• venerdì , 29 Marzo 2024

Hikikomori o il dilemma del porcospino

In psicologia esiste una parabola ideata dal filosofo Arthur Schopenhauer chiamata “Il dilemma del porcospino”, metafora dei rapporti interpersonali. In una fredda giornata d’inverno, alcuni porcospini si stringono vicini, in modo da potersi riscaldare. Ben presto però, iniziano a ferirsi vicendevolmente con gli aculei presenti sulla loro schiena e questo li costringe ad allontanarsi gli uni dagli altri ed a subire così il terribile rigore invernale. Per i porcospini, l’unica soluzione è dunque quella di trovare la distanza reciproca adatta a ricevere almeno un po’ di calore, senza ferirsi a vicenda.

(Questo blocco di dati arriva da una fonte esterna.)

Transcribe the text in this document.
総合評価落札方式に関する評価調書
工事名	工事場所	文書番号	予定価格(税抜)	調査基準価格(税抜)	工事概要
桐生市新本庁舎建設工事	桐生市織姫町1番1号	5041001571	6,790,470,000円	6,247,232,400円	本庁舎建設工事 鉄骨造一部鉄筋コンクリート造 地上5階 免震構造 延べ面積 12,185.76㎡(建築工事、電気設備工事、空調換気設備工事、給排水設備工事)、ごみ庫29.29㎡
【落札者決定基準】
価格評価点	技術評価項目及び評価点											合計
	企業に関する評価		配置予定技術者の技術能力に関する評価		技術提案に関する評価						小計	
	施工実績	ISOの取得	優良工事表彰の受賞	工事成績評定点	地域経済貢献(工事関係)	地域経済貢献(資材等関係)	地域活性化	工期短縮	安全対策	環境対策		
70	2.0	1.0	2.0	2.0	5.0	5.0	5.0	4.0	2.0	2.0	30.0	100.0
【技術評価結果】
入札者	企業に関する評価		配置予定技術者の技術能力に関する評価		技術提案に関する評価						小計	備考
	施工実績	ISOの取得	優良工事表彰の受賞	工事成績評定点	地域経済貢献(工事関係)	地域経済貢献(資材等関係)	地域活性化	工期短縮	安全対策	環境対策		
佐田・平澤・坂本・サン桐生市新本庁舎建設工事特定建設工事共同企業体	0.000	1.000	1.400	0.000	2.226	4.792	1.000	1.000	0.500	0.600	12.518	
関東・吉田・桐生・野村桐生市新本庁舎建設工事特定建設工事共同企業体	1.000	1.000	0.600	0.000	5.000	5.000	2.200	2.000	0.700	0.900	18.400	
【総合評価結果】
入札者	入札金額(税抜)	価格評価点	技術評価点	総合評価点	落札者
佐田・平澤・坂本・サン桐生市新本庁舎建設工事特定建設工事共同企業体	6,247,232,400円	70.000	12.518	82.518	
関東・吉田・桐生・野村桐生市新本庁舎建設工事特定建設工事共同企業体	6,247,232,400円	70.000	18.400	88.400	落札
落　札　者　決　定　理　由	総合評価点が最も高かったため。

Secondo Schopenhauer, lo stesso vale per gli esseri umani, nel cui caso la giusta distanza è rappresentata  dalla cortesia e dalle buone maniere. Le soluzioni a questo dilemma del porcospino sono quindi o l’accontentarsi di stabilire con gli altri una distanza di sicurezza che sopperisca, pur in maniera incompleta, al bisogno del contatto reciproco, oppure quella di evitare del tutto il relazionarsi  con gli altri esseri umani, purché si possieda un “calore interno” sufficiente a resistere al vuoto ed alla monotonia dell’esistenza in solitudine.

Quest’ultima possibilità sembra essere stata scelta dagli “hikikomori”, fenomeno nato in Giappone, dove ha già assunto i contorni di una vera e propria piaga sociale, con più di un milione di casi accertati. Gli hikikomori sono adolescenti, solitamente maschi fra i 15 ed i 30 anni, che, a causa di forti pressioni sociali, decidono di chiudersi ad ogni contatto con la società e vivere reclusi nella propria camera da letto per un periodo che varia da qualche mese fino a molti anni.

Per sopperire alla monotonia del vivere così a lungo in un ambiente chiuso, dedicano il loro tempo a manga, anime, film e serie TV, all’ascolto di musica e ad internet. Il rapporto con quest’ultimo merita un’attenzione particolare; spesso gli hikikomori vengono confusi con individui dipendenti da internet, in realtà la questione è molto più complessa poiché l’utilizzo massiccio di quest’ultimo è un effetto, non una causa dell’isolamento. Inoltre non bisogna dimenticare che la rete è l’unico strumento a disposizione degli hikikomori per non essere completamente tagliati fuori dal mondo esterno e  permette loro tramite forum e socia network di intrattenere rapporti, pur virtuali, con altre persone.

 Sono quindi evidenti le cause che hanno portato il Sol Levante ad essere la culla di questo fenomeno, infatti l’ultra-competitività che avvelena ogni realtà della società giapponese, da quella scolastica a quella lavorativa, la mancanza di una forte figura paterna ed il conseguente sviluppo di una relazione quasi simbiotica con quella materna, le pesanti aspettative riposte nei giovani, la forte mentalità “di branco” giapponese, hanno creato un terreno fertile al diffondersi di questi casi di isolamento. Tuttavia, anche  se inizialmente si è pensato che quello dell’hikikomori fosse un fenomeno endemico del Giappone, in realtà negli ultimi anni si è diffuso a macchia d’olio in tutti i paesi capitalisti più sviluppati, tanto che in Italia alcune stime parlando di 100.000 casi di reclusione volontaria. E’ evidente quindi che l’hikikomori sia una sorta di meccanismo di difesa che molti giovani sollevano per proteggersi da una società moderna che sempre più impone pressioni tanto pesanti da diventare per alcuni insostenibili e che al contempo scardina ogni riferimento, da quello familiare fino ad arrivare a quello religioso.

Inoltre, si è studiato che spesso gli hikikomori sono individui per natura tendenti all’introspezione, sensibili, intelligenti ed idealisti. Ecco perché questo fenomeno trova varie corrispondenze con quello della depressione esistenziale, in una fase critica come quella dell’adolescenza, lo “scollamento” percepito fra la realtà per com’è realmente e per come essi, in luce dei propri ideali, la concepiscono è causa di un trauma tale da portare gli hikikomori all’isolamento. Ecco perché è  così difficile curare un hikikomori, egli sente di aver compiuto una scelta fondata,  razionale ed oltretutto nel proprio interesse, in quanto non prova nessuno attrazione per il mondo esterno, che anzi rifiuta. In lui non è presente nessun desiderio di cambiamento.